Fillette brûlée par du détergent ingéré dans un restaurant de Pornic : le procès du restaurateur débute ce mardi 22 juin

Le 1er août 2019, Elisabeth, âgée de 22 mois, avalait un verre de détergent à la place d’un verre de jus de fruit dans le restaurant La Fontaine aux Bretons à Pornic, près de Nantes. Le procès, qui devait s’ouvrir en janvier 2021, débute finalement ce mardi 22 juin, à Saint-Nazaire.

Elizabeth a subi une vingtaine d'opérations mais ne peut toujours pas s'alimenter normalement.
Elizabeth a subi une vingtaine d'opérations mais ne peut toujours pas s'alimenter normalement. © Boris Vioche, France 3 Pays de la Loire

Alexandre Gérard, le propriétaire du restaurant La Fontaine aux Bretons à Pornic, comparaît ce mardi 22 juin au tribunal correctionnel de Saint-Nazaire. L’audience a débuté à 14 heures. 

Initialement prévu le 26 janvier 2021, le procès avait été reporté sur demande de la procureure, Mathilde Defretin, le temps d’étudier les conclusions de la défense, envoyées tardivement. 

L’homme et la société sont poursuivis pour blessures involontaires avec incapacité supérieure à trois mois par violation manifestement délibérée d’une obligation de sécurité ou de prudence et pour mise en danger d’autrui.

Il y a deux ans, le 1er août 2019, une fillette de 22 mois ingérait un verre de soude caustique - destinée à nettoyer un lave-vaisselle - à la place d’un verre de jus de raisin, dans son luxueux établissement. 

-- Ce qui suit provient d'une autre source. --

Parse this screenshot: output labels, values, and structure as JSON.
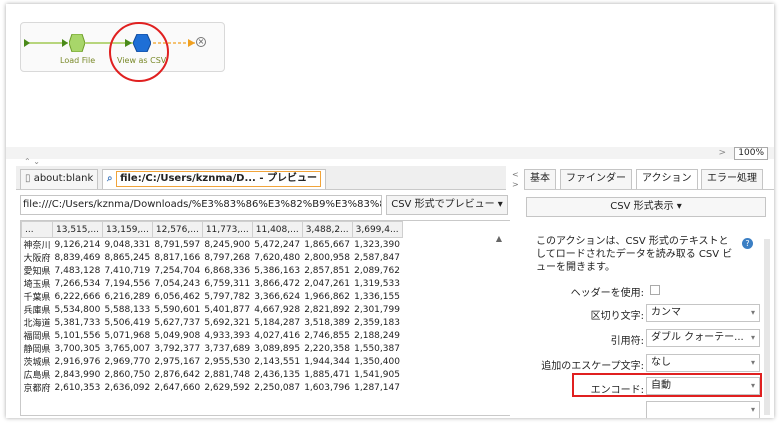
{
  "flow": {
    "node1_label": "Load File",
    "node2_label": "View as CSV"
  },
  "zoom": "100%",
  "browser": {
    "tabs": [
      {
        "label": "about:blank"
      },
      {
        "label": "file:/C:/Users/kznma/D... - プレビュー"
      }
    ],
    "url": "file:///C:/Users/kznma/Downloads/%E3%83%86%E3%82%B9%E3%83%88CSV",
    "preview_button": "CSV 形式でプレビュー ▾"
  },
  "grid": {
    "headers": [
      "...",
      "13,515,...",
      "13,159,...",
      "12,576,...",
      "11,773,...",
      "11,408,...",
      "3,488,2...",
      "3,699,4..."
    ],
    "rows": [
      [
        "神奈川",
        "9,126,214",
        "9,048,331",
        "8,791,597",
        "8,245,900",
        "5,472,247",
        "1,865,667",
        "1,323,390"
      ],
      [
        "大阪府",
        "8,839,469",
        "8,865,245",
        "8,817,166",
        "8,797,268",
        "7,620,480",
        "2,800,958",
        "2,587,847"
      ],
      [
        "愛知県",
        "7,483,128",
        "7,410,719",
        "7,254,704",
        "6,868,336",
        "5,386,163",
        "2,857,851",
        "2,089,762"
      ],
      [
        "埼玉県",
        "7,266,534",
        "7,194,556",
        "7,054,243",
        "6,759,311",
        "3,866,472",
        "2,047,261",
        "1,319,533"
      ],
      [
        "千葉県",
        "6,222,666",
        "6,216,289",
        "6,056,462",
        "5,797,782",
        "3,366,624",
        "1,966,862",
        "1,336,155"
      ],
      [
        "兵庫県",
        "5,534,800",
        "5,588,133",
        "5,590,601",
        "5,401,877",
        "4,667,928",
        "2,821,892",
        "2,301,799"
      ],
      [
        "北海道",
        "5,381,733",
        "5,506,419",
        "5,627,737",
        "5,692,321",
        "5,184,287",
        "3,518,389",
        "2,359,183"
      ],
      [
        "福岡県",
        "5,101,556",
        "5,071,968",
        "5,049,908",
        "4,933,393",
        "4,027,416",
        "2,746,855",
        "2,188,249"
      ],
      [
        "静岡県",
        "3,700,305",
        "3,765,007",
        "3,792,377",
        "3,737,689",
        "3,089,895",
        "2,220,358",
        "1,550,387"
      ],
      [
        "茨城県",
        "2,916,976",
        "2,969,770",
        "2,975,167",
        "2,955,530",
        "2,143,551",
        "1,944,344",
        "1,350,400"
      ],
      [
        "広島県",
        "2,843,990",
        "2,860,750",
        "2,876,642",
        "2,881,748",
        "2,436,135",
        "1,885,471",
        "1,541,905"
      ],
      [
        "京都府",
        "2,610,353",
        "2,636,092",
        "2,647,660",
        "2,629,592",
        "2,250,087",
        "1,603,796",
        "1,287,147"
      ]
    ]
  },
  "right_panel": {
    "tabs": [
      "基本",
      "ファインダー",
      "アクション",
      "エラー処理"
    ],
    "active_tab": "アクション",
    "csv_button": "CSV 形式表示 ▾",
    "description": "このアクションは、CSV 形式のテキストとしてロードされたデータを読み取る CSV ビューを開きます。",
    "header_label": "ヘッダーを使用:",
    "delimiter_label": "区切り文字:",
    "delimiter_value": "カンマ",
    "quote_label": "引用符:",
    "quote_value": "ダブル クォーテー...",
    "escape_label": "追加のエスケープ文字:",
    "escape_value": "なし",
    "encode_label": "エンコード:",
    "encode_value": "自動"
  }
}
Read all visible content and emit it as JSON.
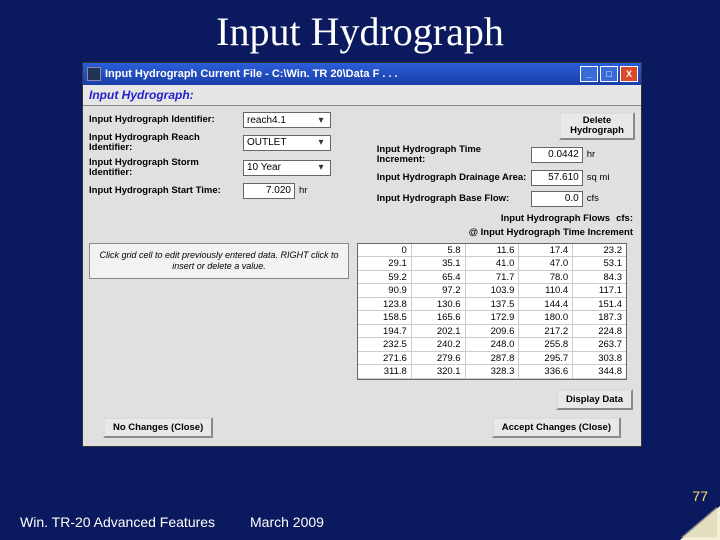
{
  "slide": {
    "title": "Input Hydrograph"
  },
  "titlebar": {
    "text": "Input Hydrograph    Current File  -  C:\\Win. TR 20\\Data F . . ."
  },
  "subheader": "Input Hydrograph:",
  "labels": {
    "identifier": "Input Hydrograph Identifier:",
    "reach": "Input Hydrograph Reach Identifier:",
    "storm": "Input Hydrograph Storm Identifier:",
    "start": "Input Hydrograph Start Time:",
    "increment": "Input Hydrograph Time Increment:",
    "drainage": "Input Hydrograph Drainage Area:",
    "baseflow": "Input Hydrograph Base Flow:"
  },
  "values": {
    "identifier": "reach4.1",
    "reach": "OUTLET",
    "storm": "10 Year",
    "start": "7.020",
    "increment": "0.0442",
    "drainage": "57.610",
    "baseflow": "0.0"
  },
  "units": {
    "start": "hr",
    "increment": "hr",
    "drainage": "sq mi",
    "baseflow": "cfs"
  },
  "buttons": {
    "delete": "Delete Hydrograph",
    "display": "Display Data",
    "noChanges": "No Changes (Close)",
    "accept": "Accept Changes (Close)"
  },
  "flowHeader": {
    "label": "Input Hydrograph Flows",
    "unit": "cfs:"
  },
  "rowHeader": "@ Input Hydrograph Time Increment",
  "hint": "Click grid cell to edit previously entered data. RIGHT click to insert or delete a value.",
  "chart_data": {
    "type": "table",
    "title": "Input Hydrograph Flows (cfs) @ Time Increment",
    "columns": 5,
    "values": [
      [
        0,
        5.8,
        11.6,
        17.4,
        23.2
      ],
      [
        29.1,
        35.1,
        41.0,
        47.0,
        53.1
      ],
      [
        59.2,
        65.4,
        71.7,
        78.0,
        84.3
      ],
      [
        90.9,
        97.2,
        103.9,
        110.4,
        117.1
      ],
      [
        123.8,
        130.6,
        137.5,
        144.4,
        151.4
      ],
      [
        158.5,
        165.6,
        172.9,
        180.0,
        187.3
      ],
      [
        194.7,
        202.1,
        209.6,
        217.2,
        224.8
      ],
      [
        232.5,
        240.2,
        248.0,
        255.8,
        263.7
      ],
      [
        271.6,
        279.6,
        287.8,
        295.7,
        303.8
      ],
      [
        311.8,
        320.1,
        328.3,
        336.6,
        344.8
      ]
    ]
  },
  "footer": {
    "left": "Win. TR-20 Advanced Features",
    "mid": "March 2009",
    "page": "77"
  }
}
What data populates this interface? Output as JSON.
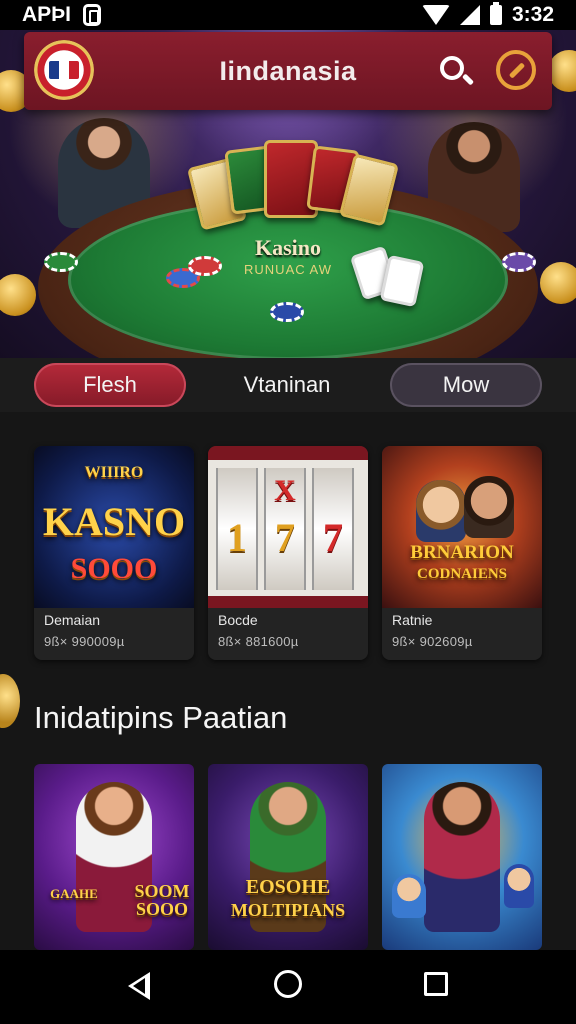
{
  "status_bar": {
    "left_text": "APÞI",
    "time": "3:32"
  },
  "header": {
    "title": "Iindanasia",
    "search_icon": "search-icon",
    "bonus_icon": "bonus-icon"
  },
  "hero": {
    "table_title": "Kasino",
    "table_subtitle": "RUNUAC AW"
  },
  "tabs": [
    {
      "label": "Flesh",
      "active": true
    },
    {
      "label": "Vtaninan",
      "active": false
    },
    {
      "label": "Mow",
      "active": false
    }
  ],
  "games": [
    {
      "thumb_top": "WIIIRO",
      "thumb_main": "KASNO",
      "thumb_sub": "SOOO",
      "name": "Demaian",
      "meta": "9ß× 990009µ"
    },
    {
      "thumb_symbols": [
        "X",
        "1",
        "7",
        "7"
      ],
      "name": "Bocde",
      "meta": "8ß× 881600µ"
    },
    {
      "thumb_main": "BRNARION",
      "thumb_sub": "CODNAIENS",
      "name": "Ratnie",
      "meta": "9ß× 902609µ"
    }
  ],
  "section": {
    "title": "Inidatipins Paatian"
  },
  "promos": [
    {
      "label_left": "GAAHE",
      "label_right": "SOOM\nSOOO"
    },
    {
      "label_top": "EOSOHE",
      "label_bottom": "MOLTIPIANS"
    },
    {
      "label": ""
    }
  ],
  "colors": {
    "header_bg": "#7a1a28",
    "tab_active": "#a02232",
    "bonus_accent": "#e8a23a",
    "card_bg": "#232323"
  },
  "nav": {
    "back_icon": "back-icon",
    "home_icon": "home-icon",
    "recents_icon": "recents-icon"
  }
}
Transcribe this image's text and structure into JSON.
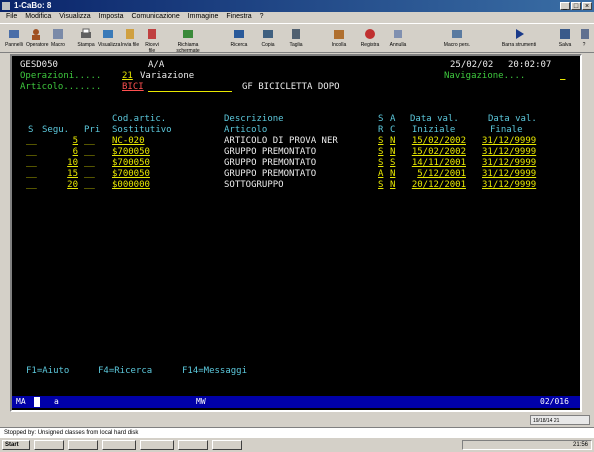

L'œsophage brûlé, Elisabeth s'alimente maintenant par sonde

Sa bouche, sa langue, son palais, ses lèvres et son œsophage ont été brûlés. Après 11 jours de réanimation, et des dizaines d’opérations, Elisabeth n’en est pas sortie indemne. Lourdement handicapée, elle s’alimente depuis en partie par sonde. 

Dès août 2019, la famille a porté plainte pour blessures involontaires dûes à un manquement aux consignes de sécurité. En juillet 2020, le père, Arnaud Kob, confiait à France 3 que placer le détergent dans les bouteille de jus de fruits était une "habitude" pour l'équipe, encombrée par le bidon d'origine.

Les employés du restaurant retiraient alors l'étiquette et inscrivaient une croix rouge pour éviter toute erreur. Ce jour-là, visiblement, "cette bouteille est passée de l'endroit où on fait la plonge à la cuisine, de la cuisine au frigo et du frigo au verre de ma fille, donc il y a eu plusieurs personnes qui ont fait transiter cette bouteille, il y a eu quelques fautes qui ont été commises", affirmait le père de la victime. 

Pornic : Fillette brûlée au détergent, le témoignage des parents ©France 3 Pays de la Loire

Il espérait alors“une condamnation lourde”. Originaires de la région parisienne, lui et sa compagne, la mère d'Elisabeth, ont fait le déplacement pour être présents au procès. 

"Le préjudice est extrêmement grave" 

France 3 a pu recueillir de nouveaux éléments concernant l’état de santé d’Elisabeth. Depuis le début de l’année, il connaît une évolution positive mais lente. Elle ne peut toujours pas s’alimenter normalement, les séjours à l’hôpital se poursuivent, tout comme l’attention portée à la fillette, 24h/24.

‘’Le préjudice est extrêmement grave, commente Arnaud Kob. Et on le subit encore aujourd’hui, on a pris des jours de congés pour défendre notre fille devant la Justice, on espère que le message de la Justice sera celui qu’une erreur doit être réparée”.

Le propriétaire du restaurant avait également répondu au micro de France 3, en 2020 : “il y avait des procédures pour éviter ce genre de choses et malheureusement, ça n’évite pas l’erreur humaine. Je suis absolument navré de tout ça, navré des conséquences que ça a pour cette famille, pour cet enfant”. 

Alexandre Gérard encourt trois ans de prison.